Although this margin is lower than Q3’s, this is because Q3 is Airbnb’s high season (summer holidays), where it can achieve its best economies of scale. What’s important is that we can expect the net income margin to average out to 25%+ under normalized conditions (22.6% in Fiscal 2022).
This is a level of profitability that few companies in the industry can claim. Also, it’s worth noting that these net margins include stock-based compensation expenses. Free cash flow margins are even higher, with Airbnb generating around $3.4 billion in free cash flow last year, resulting in a massive free cash flow margin of 40%!
This is because most of Airbnb’s operating cash flows end up on the bottom line due to its lean, asset-light business model. Such significant free cash flow margins can result in equally exciting shareholder value creation.

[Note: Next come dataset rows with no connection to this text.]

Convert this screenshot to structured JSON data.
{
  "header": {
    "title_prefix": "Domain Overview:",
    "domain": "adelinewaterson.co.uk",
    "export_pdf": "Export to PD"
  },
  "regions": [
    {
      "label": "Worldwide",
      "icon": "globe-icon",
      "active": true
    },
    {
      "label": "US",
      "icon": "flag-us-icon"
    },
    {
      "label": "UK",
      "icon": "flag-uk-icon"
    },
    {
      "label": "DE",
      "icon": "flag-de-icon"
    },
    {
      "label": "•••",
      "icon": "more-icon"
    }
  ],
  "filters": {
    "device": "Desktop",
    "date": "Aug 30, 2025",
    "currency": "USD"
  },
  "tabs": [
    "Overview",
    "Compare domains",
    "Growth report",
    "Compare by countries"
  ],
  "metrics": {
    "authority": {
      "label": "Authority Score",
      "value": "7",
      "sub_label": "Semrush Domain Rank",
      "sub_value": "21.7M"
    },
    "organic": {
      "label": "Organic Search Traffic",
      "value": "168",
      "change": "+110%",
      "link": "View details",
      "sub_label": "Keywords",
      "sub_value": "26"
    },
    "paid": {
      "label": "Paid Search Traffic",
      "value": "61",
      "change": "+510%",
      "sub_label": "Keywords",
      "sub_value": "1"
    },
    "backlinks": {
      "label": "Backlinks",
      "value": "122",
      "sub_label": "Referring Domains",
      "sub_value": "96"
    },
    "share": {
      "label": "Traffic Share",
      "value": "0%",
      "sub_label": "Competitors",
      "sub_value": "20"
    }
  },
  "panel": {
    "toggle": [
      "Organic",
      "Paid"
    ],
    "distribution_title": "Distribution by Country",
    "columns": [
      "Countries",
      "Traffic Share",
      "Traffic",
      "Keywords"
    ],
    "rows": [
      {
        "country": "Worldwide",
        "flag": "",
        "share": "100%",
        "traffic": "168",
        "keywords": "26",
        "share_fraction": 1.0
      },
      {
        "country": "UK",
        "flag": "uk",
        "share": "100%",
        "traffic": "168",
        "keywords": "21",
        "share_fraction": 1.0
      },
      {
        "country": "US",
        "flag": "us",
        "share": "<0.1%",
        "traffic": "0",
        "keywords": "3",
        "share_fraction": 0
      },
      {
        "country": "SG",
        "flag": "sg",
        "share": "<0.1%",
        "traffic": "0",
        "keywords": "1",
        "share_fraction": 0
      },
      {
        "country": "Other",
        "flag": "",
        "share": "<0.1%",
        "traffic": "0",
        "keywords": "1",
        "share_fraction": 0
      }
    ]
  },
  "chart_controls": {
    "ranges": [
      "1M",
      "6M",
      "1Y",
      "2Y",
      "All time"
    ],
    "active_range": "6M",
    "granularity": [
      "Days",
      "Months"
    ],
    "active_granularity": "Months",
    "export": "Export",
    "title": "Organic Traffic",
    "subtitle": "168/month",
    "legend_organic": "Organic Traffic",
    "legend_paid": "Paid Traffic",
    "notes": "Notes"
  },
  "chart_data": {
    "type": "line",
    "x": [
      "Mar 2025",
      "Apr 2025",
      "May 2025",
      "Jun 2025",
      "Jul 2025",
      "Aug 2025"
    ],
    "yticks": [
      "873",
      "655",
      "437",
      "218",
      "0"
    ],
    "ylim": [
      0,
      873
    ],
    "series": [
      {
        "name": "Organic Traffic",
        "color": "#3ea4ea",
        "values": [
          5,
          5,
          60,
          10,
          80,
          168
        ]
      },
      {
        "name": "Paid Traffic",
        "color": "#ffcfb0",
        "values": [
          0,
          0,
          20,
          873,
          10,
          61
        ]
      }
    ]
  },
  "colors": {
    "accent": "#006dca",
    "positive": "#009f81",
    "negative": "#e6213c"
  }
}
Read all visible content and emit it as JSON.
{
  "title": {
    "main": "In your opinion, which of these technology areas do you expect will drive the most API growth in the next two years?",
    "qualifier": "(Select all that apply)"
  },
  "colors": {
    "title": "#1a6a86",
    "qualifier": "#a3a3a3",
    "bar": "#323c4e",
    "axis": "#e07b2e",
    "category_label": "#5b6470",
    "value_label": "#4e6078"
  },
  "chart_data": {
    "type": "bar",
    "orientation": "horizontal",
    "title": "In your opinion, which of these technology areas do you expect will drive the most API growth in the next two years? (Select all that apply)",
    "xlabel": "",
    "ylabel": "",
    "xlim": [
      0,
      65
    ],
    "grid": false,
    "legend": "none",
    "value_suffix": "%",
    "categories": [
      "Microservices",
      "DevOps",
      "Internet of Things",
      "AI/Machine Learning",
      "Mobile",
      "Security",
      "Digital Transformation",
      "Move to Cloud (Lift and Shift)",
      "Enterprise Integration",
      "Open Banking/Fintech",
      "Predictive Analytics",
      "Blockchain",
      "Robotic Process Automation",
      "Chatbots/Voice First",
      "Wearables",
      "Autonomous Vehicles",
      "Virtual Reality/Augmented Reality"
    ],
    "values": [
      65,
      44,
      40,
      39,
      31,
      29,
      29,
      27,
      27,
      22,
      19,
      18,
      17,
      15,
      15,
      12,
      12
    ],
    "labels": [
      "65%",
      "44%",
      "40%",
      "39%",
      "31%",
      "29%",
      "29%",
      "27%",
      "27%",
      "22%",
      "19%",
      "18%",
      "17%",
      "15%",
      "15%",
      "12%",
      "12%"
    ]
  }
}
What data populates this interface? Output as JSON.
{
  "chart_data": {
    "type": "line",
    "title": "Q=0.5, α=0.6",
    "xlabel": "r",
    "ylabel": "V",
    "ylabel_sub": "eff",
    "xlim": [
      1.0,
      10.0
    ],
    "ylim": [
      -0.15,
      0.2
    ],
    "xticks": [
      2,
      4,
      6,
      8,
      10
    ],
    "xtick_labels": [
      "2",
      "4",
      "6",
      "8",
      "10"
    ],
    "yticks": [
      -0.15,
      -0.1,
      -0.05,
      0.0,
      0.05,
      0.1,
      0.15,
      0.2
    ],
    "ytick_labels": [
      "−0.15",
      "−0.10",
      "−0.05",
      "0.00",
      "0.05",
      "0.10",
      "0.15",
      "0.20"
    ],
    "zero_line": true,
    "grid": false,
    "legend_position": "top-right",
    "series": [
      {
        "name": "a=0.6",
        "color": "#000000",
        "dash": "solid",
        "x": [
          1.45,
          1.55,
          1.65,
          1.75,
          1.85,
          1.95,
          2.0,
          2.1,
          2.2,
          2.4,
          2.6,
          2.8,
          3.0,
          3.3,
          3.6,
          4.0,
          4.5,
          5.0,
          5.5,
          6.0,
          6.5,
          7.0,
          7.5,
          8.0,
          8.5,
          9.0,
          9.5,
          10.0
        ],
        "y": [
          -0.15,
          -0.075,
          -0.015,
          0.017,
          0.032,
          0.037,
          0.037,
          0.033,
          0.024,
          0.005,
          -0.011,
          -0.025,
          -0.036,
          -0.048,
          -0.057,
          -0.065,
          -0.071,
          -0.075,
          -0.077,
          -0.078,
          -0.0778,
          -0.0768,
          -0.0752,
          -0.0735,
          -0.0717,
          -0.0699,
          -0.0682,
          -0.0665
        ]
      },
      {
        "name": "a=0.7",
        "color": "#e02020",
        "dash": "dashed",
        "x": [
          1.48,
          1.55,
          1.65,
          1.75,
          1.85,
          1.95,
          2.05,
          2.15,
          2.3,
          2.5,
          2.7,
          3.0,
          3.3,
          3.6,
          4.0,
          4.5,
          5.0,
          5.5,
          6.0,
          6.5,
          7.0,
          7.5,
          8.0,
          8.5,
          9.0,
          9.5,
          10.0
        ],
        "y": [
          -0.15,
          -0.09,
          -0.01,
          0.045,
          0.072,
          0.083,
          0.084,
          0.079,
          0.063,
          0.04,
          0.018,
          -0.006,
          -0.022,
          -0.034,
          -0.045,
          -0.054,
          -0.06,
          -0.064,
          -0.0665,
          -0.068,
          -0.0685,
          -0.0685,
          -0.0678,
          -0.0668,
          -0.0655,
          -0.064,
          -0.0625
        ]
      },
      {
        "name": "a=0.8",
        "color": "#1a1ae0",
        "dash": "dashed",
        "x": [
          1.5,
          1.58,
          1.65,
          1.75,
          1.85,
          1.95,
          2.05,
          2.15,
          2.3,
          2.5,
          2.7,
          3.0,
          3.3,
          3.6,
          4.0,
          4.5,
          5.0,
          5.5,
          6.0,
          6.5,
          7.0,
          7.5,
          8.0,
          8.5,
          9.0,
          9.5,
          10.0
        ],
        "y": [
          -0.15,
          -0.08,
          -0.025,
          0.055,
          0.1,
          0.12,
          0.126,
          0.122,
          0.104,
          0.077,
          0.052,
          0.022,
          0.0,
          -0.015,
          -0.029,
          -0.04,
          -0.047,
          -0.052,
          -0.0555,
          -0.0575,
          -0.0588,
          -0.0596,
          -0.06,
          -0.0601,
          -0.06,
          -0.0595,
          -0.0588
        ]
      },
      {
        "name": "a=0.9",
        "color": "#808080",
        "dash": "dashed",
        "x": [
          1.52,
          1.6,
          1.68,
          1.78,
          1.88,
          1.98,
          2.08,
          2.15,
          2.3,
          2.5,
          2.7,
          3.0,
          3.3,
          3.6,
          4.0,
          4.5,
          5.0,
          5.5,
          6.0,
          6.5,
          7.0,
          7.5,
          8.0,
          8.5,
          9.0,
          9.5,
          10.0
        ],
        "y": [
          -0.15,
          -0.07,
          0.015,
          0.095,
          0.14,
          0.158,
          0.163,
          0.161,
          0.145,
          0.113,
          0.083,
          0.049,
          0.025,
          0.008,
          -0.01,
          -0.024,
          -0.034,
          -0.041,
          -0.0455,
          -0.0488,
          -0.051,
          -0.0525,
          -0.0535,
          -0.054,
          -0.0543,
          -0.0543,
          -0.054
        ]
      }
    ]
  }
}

Airbnb’s Momentum Sustainability & Shareholder Value Creation
Looking ahead, Airbnb appears to be in a great position to maintain its growth trajectory. More and more people are opting for unique and unconventional accommodations over traditional hotels, while long-term stays and non-urban travel continue to gain popularity.
Even though the pandemic has mostly faded out, remote work and other trends that emerged during it are still going strong. This is evidenced by the fact that gross nights booked for stays longer than a week in Q4 2022 were a staggering 40% higher than in the same period in 2019. Plus, long-term stays of 28 nights or more made up an impressive 21% of all gross nights booked.
But what about the long term? Well, besides building a behemoth in the travel industry, Airbnb’s management is already returning value to shareholders through its share repurchase program.
The company repurchased $1.5 billion worth of stock during Fiscal 2022, which resulted in a reduction in the outstanding shares, as this amount exceeded the underlying stock-based compensation. I expect the share count to continue declining, especially given Airbnb’s tremendous free cash flow generation.
Is ABNB Stock a Buy, According to Analysts?
Turning to Wall Street, Airbnb has a Moderate Buy consensus rating based on 14 Buys, 14 Holds, and three Sells assigned in the past three months. At $140.69, the average Airbnb stock price target implies 10.6% upside potential.
The Takeaway
Airbnb closed Fiscal 2022 on an exhilarating high, with a promising outlook for growth and profitability. The momentum of the past year is set to continue through 2023, as management expects revenue growth between 16% to 21%.
With the company’s ongoing margin expansion, net income and free cash flow should grow at an even higher rate. This is why I believe that the 2023 consensus EPS growth estimate of 21% is a tad conservative, suggesting that there could be further upside for the stock.